Examples of yandere
Examples of yandere
Where does yandere come from?
Yandere is a portmanteau of two Japanese words. The first is yanderu, which means “to be sick,” and the second is deredere, used here for “lovestruck.” A yandere is often sweet, caring, and innocent before switching into someone who displays an extreme, often violent or psychotic, level of devotion to a love interest. Such behavior might include brutally murdering other girls out of jealousy.
The term originates and is used predominantly in Japanese media, such as anime and manga, reaching back to the 1980s, though yandere took off as a character type in the early 2000s. However, yandere can sometimes refer to characters in other genres as well.
Yandere is a spinoff from tsundere, another anime character archetype, one applied to characters who are sometimes deredere, or lovestruck. A tsundere, however, has a tough, cold, and moody personality that later changes to gentle affection.
Who uses yandere?
Yandere can be used as a noun, a verb, or an adjective. You can refer to a character as a yandere, or say that an action was “kind of yandere.” You can even say that a character is yandere-ing. In Japanese, the plural of yandere is yandere, but sometimes the regular English plural yanderes is used by English speakers.
Yadere are most often female characters, but male examples do exist. However, when they appear, they may sometimes be referred to as “male yandere” to differentiate them from the umarked female yandere.
A concept closely related to yandere is yangire. This comes from yanderu, the same root in the first part of yandere, and kireru, meaning “to snap.” A yangire, then, is someone who was suddenly “snaps” into violent behavior. While a yandere acts violently because of love, a yangire acts violently because of some triggering event that brings up their past. Yangire don’t usually act out of romantic affection, and their personality “pre-snap” doesn’t have to be innocent and romantic, unlike yandere.
Some people regard the yandere archetype as being offensive to people with mental illnesses. Yandere and the related concept yangire often use tropes such as multiple personalities to explain the character’s change of behavior, which is an inaccurate portrayal of dissociative identity disorder.

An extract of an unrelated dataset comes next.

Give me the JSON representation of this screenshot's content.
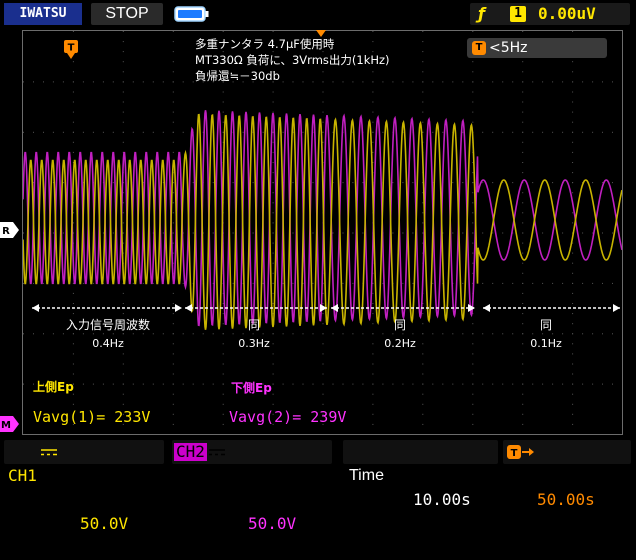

Yandere also associates violence with mental illness, which can be harmful, since people with mental illnesses are no more likely to be violent or commit crimes than anyone else, according the US Department of Health and Human Services.
The yandere face, pose, or trance, featuring stylized images of yandere characters, are a popular meme in Japan and in anime communities. A video game called Yandere Simulator, in which players act as a yandere who has to stop, even kill off, rival schoolgirls who share a crush on the same boy, became popular in 2014.